Balkinization  

Monday, August 20, 2012

I'm the Villain

Brian Tamanaha

Two weeks ago SLU law school was shaken by the sudden resignation of its dean and very public recriminations between the dean and SLU's president, followed by the immediate appointment of an interim dean who is a partner in a local law firm.

Matters apparently took an even darker turn for SLU law school, according to a blog post by Associate Dean for Research Anders Walker (see Caron):

Tamanaha's Revenge

[O]ur interim dean recently read Failing Law Schools … and liked it.

Oh shit.

Brian’s sacred cow killing polemic boasts a new convert … and soon they’ll be lunching. Now what? For those of us scrambling to keep things afloat here, what began as an ugly dispute between the Dean and the President is now morphing into something very different, a Tamanaha-esque audit of legal education in its current state, including questions about tuition, faculty resources, and the merits of scholarship. ... The solution, argues Tamanaha, is for law schools to adopt a tiered approach, with elite institutions like Wash U continuing along the scholarly model and non-elite schools like SLU adopting a low tuition, practical skills approach. How convenient. ...

Thus far I have refrained from responding to critiques of my book, but this one is too personal to leave unanswered.

First let me make clear that I have had no contact of any kind with SLU's new dean and have no plans to "lunch" with him; nor will I meet with him if he reaches out to me, given Walker's insinuation, because I do not want to fuel any suspicion that I might be behind the dean's actions going forward. That's probably too bad because had we spoken I would have tried to persuade the new dean that one of SLU's core strengths is a terrific young faculty (including Walker himself).

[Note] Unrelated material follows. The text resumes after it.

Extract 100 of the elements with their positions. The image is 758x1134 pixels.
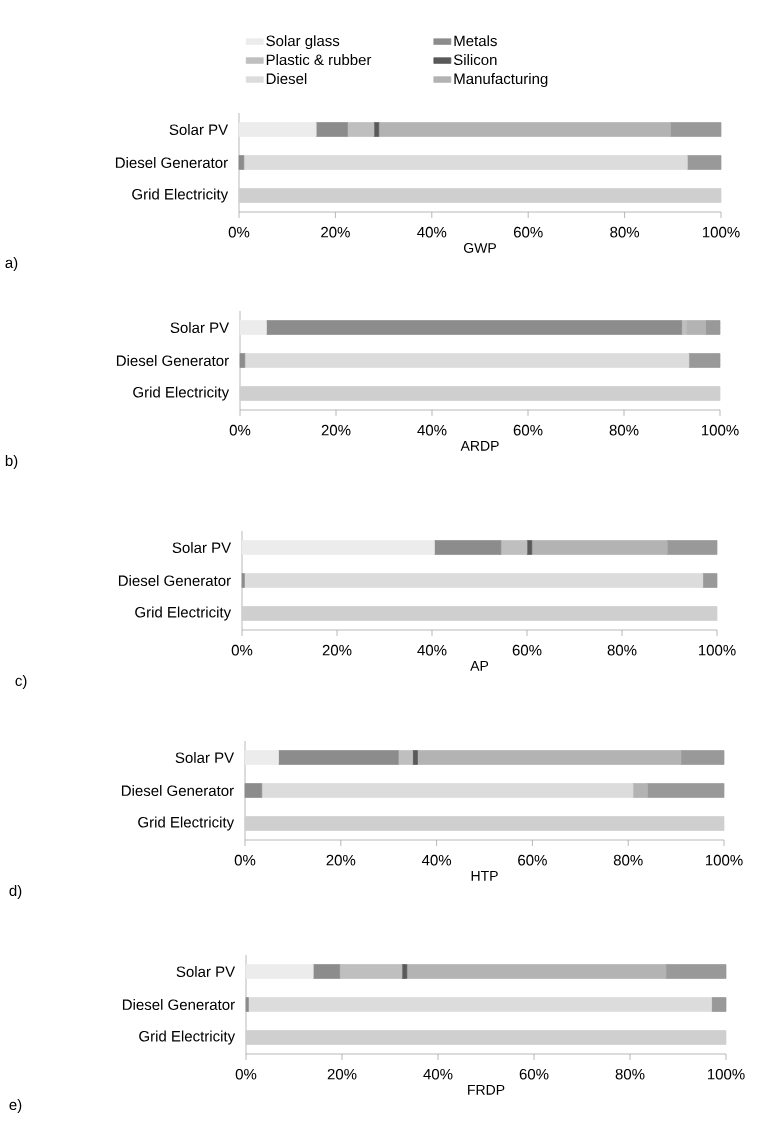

Walker's second cheap shot--"How convenient"--also misses the mark. I have been arguing for years--long before I moved to Wash. U.--that non-elite law schools should not emulate the academic model set by elite law schools; see Why the Interdisciplinary Movement In Legal Academia Might be a Bad Idea (for Most Law Schools) and Is there an Impending Crisis in Non-Elite Law Schools? These posts, which seem prescient today, raising issues of cost, debt, and jobs, were written four-and-a-half years ago, when I taught at a law school much like SLU. At the time I was sharply criticized on legal academic blogs for being anti-intellectual, but no one charged me with making a self-serving argument.

As for reform, I believe every law school (from Thomas Jefferson to Harvard, to SLU and Wash. U.) should carefully examine tuition, debt, and the allocation of resources, and every faculty should strive to find ways to operate in a more cost efficient fashion. If that's "Tamanaha's revenge," then I'm guilty as charged, and legal educators across the country can throw darts at me.

With respect to the unfortunate events at SLU, the law faculty has my sympathy.